Tree disputes are the most common issue between neighboring homes. Fruits fall, branches hang, and sometimes you can't tell who really owns the tree. Things can get complicated quickly when the tree starts damaging another party's property, or if someone gets injured because of falling branches.
This is why having a good relationship with your neighbor in the first place is important. This will make the process quicker and easier.
Who owns the fruit that falls on your side of the fence?
If the fruit falls on your side by natural occurrence and not by prodding or picking, you now rightfully own that fruit. However, if the fruit still hangs from your neighbor's tree, that fruit is still legally the property of your neighbor regardless of how low-hanging it may be.
However, in some states, the fruit that falls on your land is still said to be the property of the tree owner. Make sure you familiarize yourself with local laws.
Fortunately, issues like this can be solved by simply talking with your neighbor.
What if the branch injures someone?
If the branch seriously injures someone (moderate to severe trauma), that person has the option to demand compensation from the owner of the tree. Minimal scratches and bruises are not causes for compensation.
You can seek help from a mediator to have the issue resolved quickly. However, this may not be needed if the other party accounts for their action or inaction and takes responsibility.
Can you remove branches that hang on your property?
If the branches have extended past your neighbor's property line, you have the right to trim their branches. However, you should not trim past their boundary or else you can be liable for damages. You will have to pay $500-$2,500 if you destroy the tree accidentally.
The replacement fee can be even more expensive if the tree is a landmark, costing between $20,000 to $60,000.
Do you own the tree that straddles property lines?
The tree that straddles you and your neighbor's properties should be shared. That means both of you are responsible for its upkeep. If the tree injures someone by accident, the costs may be shared by both the owners.
How to avoid property disputes?
As the old adage goes, "prevention is better than cure." You can prevent the hassles that come with neglect and inaction by being considerate of the other person on the other side of your fence.

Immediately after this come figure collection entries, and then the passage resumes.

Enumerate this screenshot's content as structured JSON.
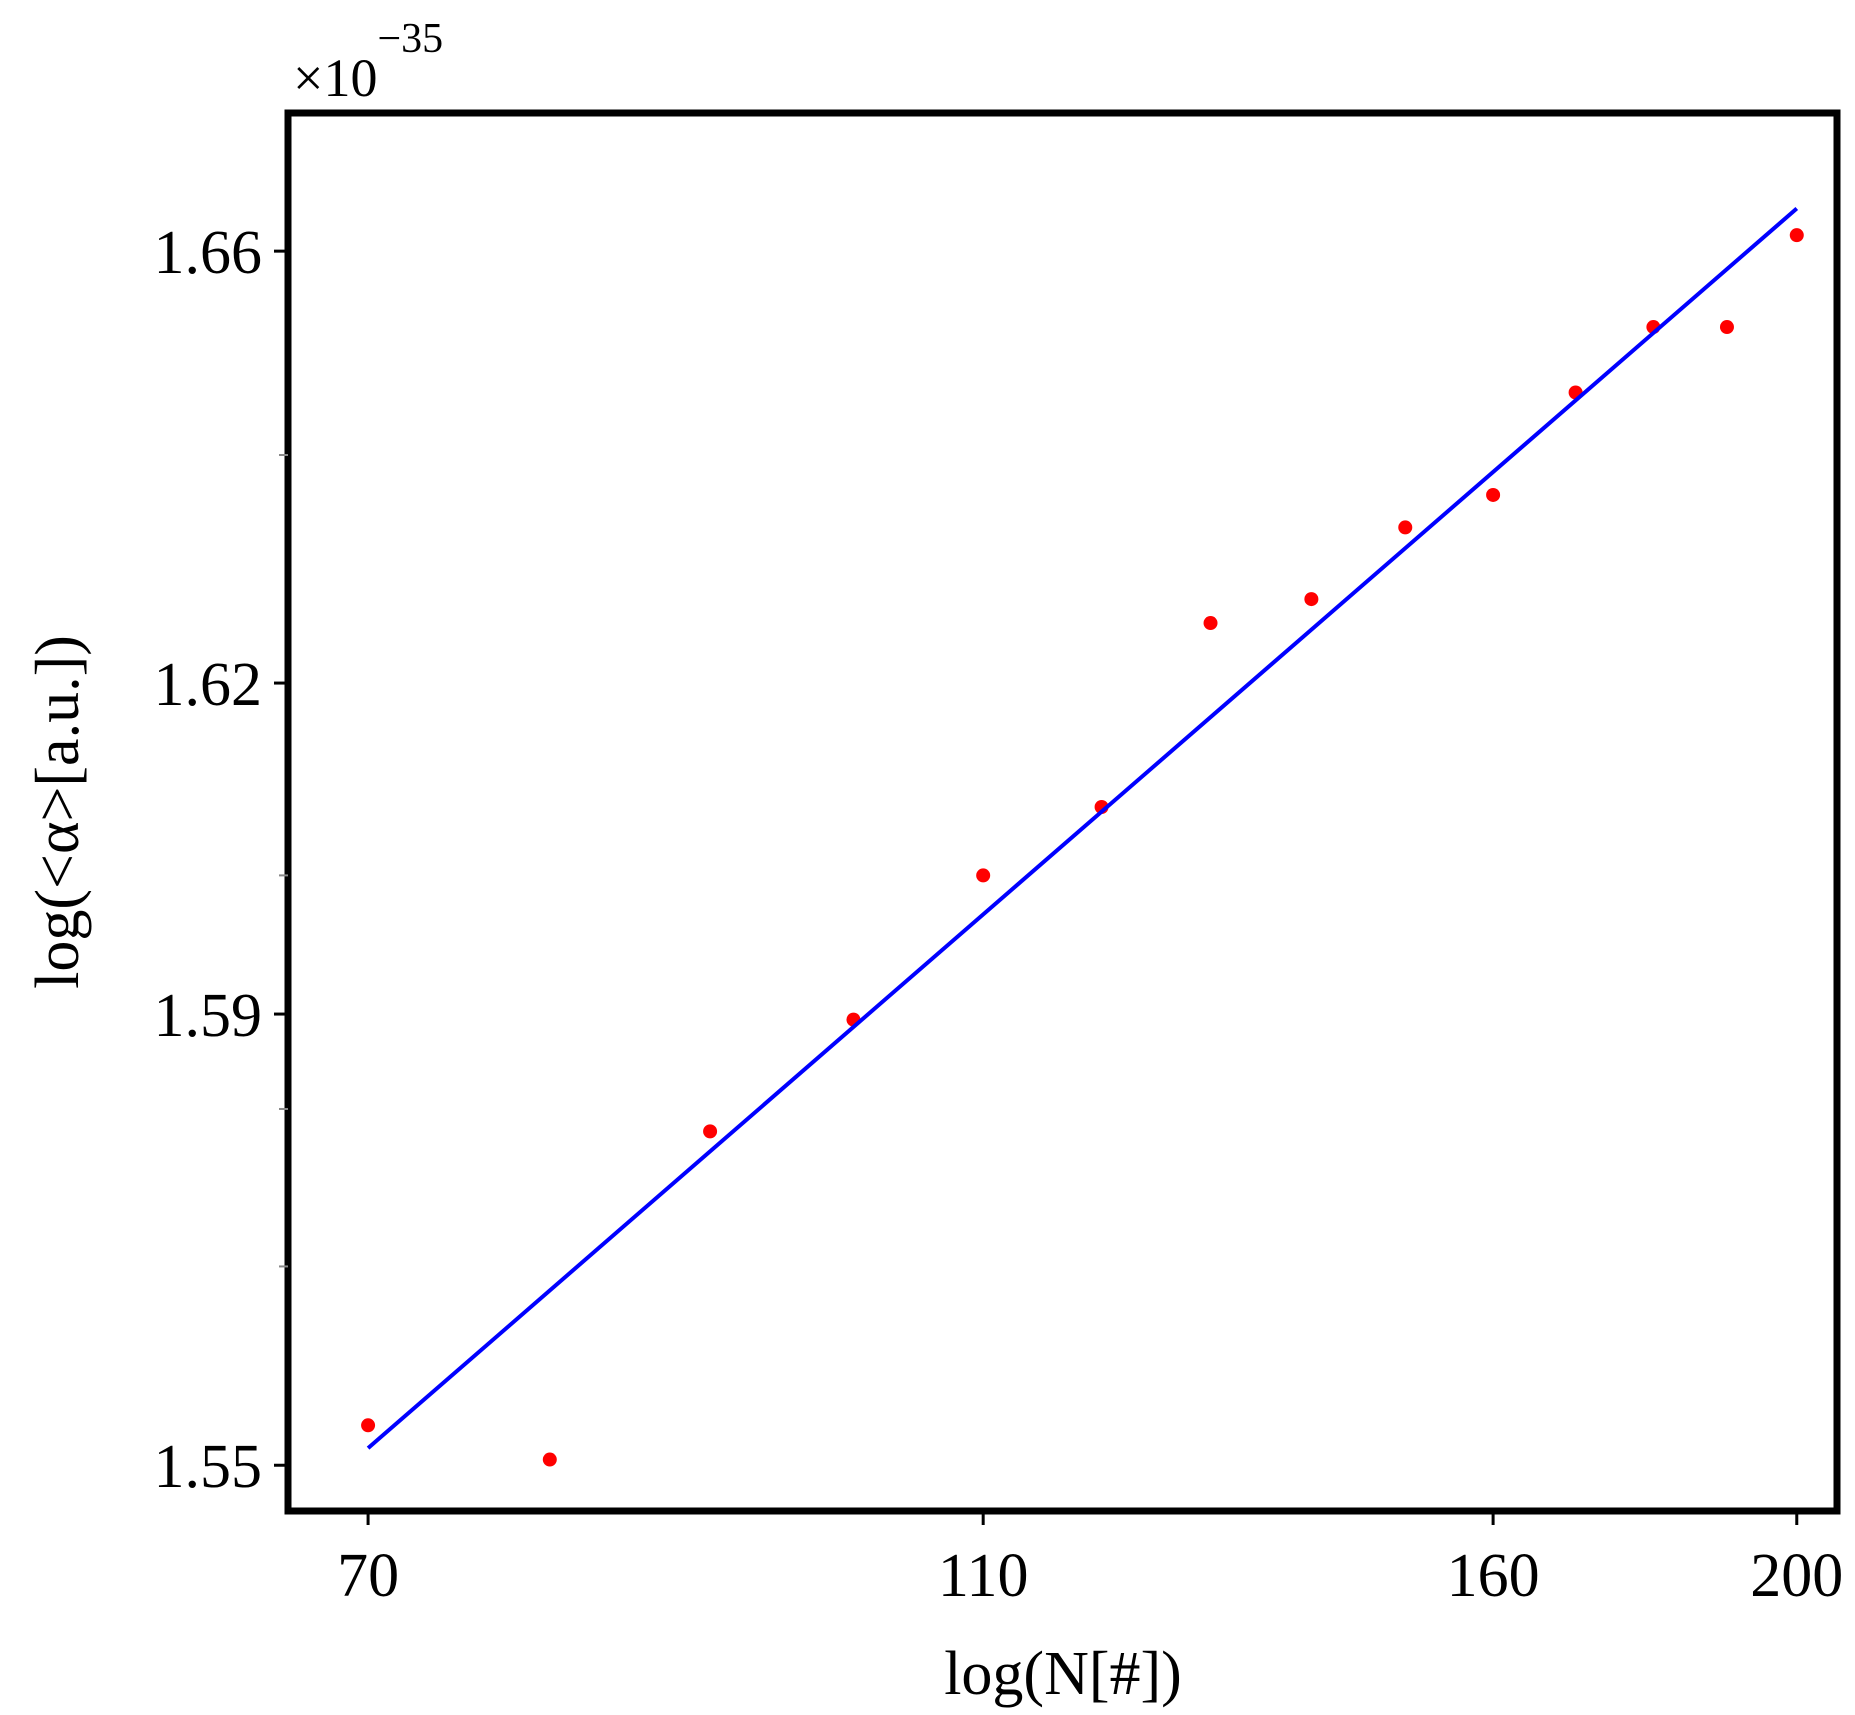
{
  "chart_data": {
    "type": "scatter",
    "xlabel": "log(N[#])",
    "ylabel": "log(<α>[a.u.])",
    "y_multiplier": {
      "base": "×10",
      "exponent": "−35"
    },
    "x_scale": "log",
    "y_scale": "log",
    "xlim": [
      66,
      206
    ],
    "ylim": [
      1.546,
      1.673
    ],
    "x_ticks": [
      {
        "value": 70,
        "label": "70"
      },
      {
        "value": 110,
        "label": "110"
      },
      {
        "value": 160,
        "label": "160"
      },
      {
        "value": 200,
        "label": "200"
      }
    ],
    "y_ticks": [
      {
        "value": 1.55,
        "label": "1.55"
      },
      {
        "value": 1.59,
        "label": "1.59"
      },
      {
        "value": 1.62,
        "label": "1.62"
      },
      {
        "value": 1.66,
        "label": "1.66"
      }
    ],
    "y_minor_ticks": [
      1.5675,
      1.5815,
      1.6025,
      1.641
    ],
    "grid": false,
    "legend": "none",
    "series": [
      {
        "kind": "points",
        "color": "#ff0000",
        "points": [
          {
            "x": 70,
            "y": 1.5535
          },
          {
            "x": 80,
            "y": 1.5505
          },
          {
            "x": 90,
            "y": 1.5795
          },
          {
            "x": 100,
            "y": 1.5895
          },
          {
            "x": 110,
            "y": 1.6025
          },
          {
            "x": 120,
            "y": 1.6087
          },
          {
            "x": 130,
            "y": 1.6255
          },
          {
            "x": 140,
            "y": 1.6277
          },
          {
            "x": 150,
            "y": 1.6343
          },
          {
            "x": 160,
            "y": 1.6373
          },
          {
            "x": 170,
            "y": 1.6468
          },
          {
            "x": 180,
            "y": 1.6529
          },
          {
            "x": 190,
            "y": 1.6529
          },
          {
            "x": 200,
            "y": 1.6615
          }
        ]
      },
      {
        "kind": "fit-line",
        "color": "#0000ff",
        "points": [
          {
            "x": 70,
            "y": 1.5515
          },
          {
            "x": 200,
            "y": 1.664
          }
        ]
      }
    ]
  }
}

Here are ways you can avoid or work around the tree--or any property--disputes.
Be on Good Terms with the Neighbors
Having friendly relationships with your neighbor will make issues between you resolved more efficiently. It is always best to have the problem solved between you two instead of escalating it to a mediator or a council.
When there's an issue, make sure to be open about how the issue has been affecting you. Explain the problem thoroughly; your neighbor may be more understanding and take accountability.
Approach the Other Party Politely
When there's an issue between your boundaries, don't be aggressive from the get-go. Let your neighbor tell their side of the story and make sure everything is out in the open. Make sure to arrive at a solution that is convenient and beneficial for both of you to avoid further problems.
Make sure you get the agreement in writing and provide a copy to the other party. However, if you cannot agree to a resolution, it is best to approach an impartial third party or a neighborhood mediator.
Choose the Right Tree
If you are still thinking about getting a tree for your yard, consider first how it would affect your neighbor. Be sure that the branches won't grow too much over the neighbor's property to avoid any inconveniences. If possible, you can inform your neighbor beforehand so they can prepare for it as well.
Make sure you maintain it well so no roots will damage your neighbor's fence and no branch accidentally falls off on the other side.
You should also be familiar with your legal responsibilities as the tree's owner.
Neighbor disputes over boundaries are, unfortunately, very common. Fortunately, there are solutions in place that can help you work around issues and have them resolved quickly and easily. Make sure that you both arrive at an amicable solution, and that it doesn't further escalate and negatively affect everyone's lives.
As with any property fixture, make sure you maintain it to avoid untoward incidences.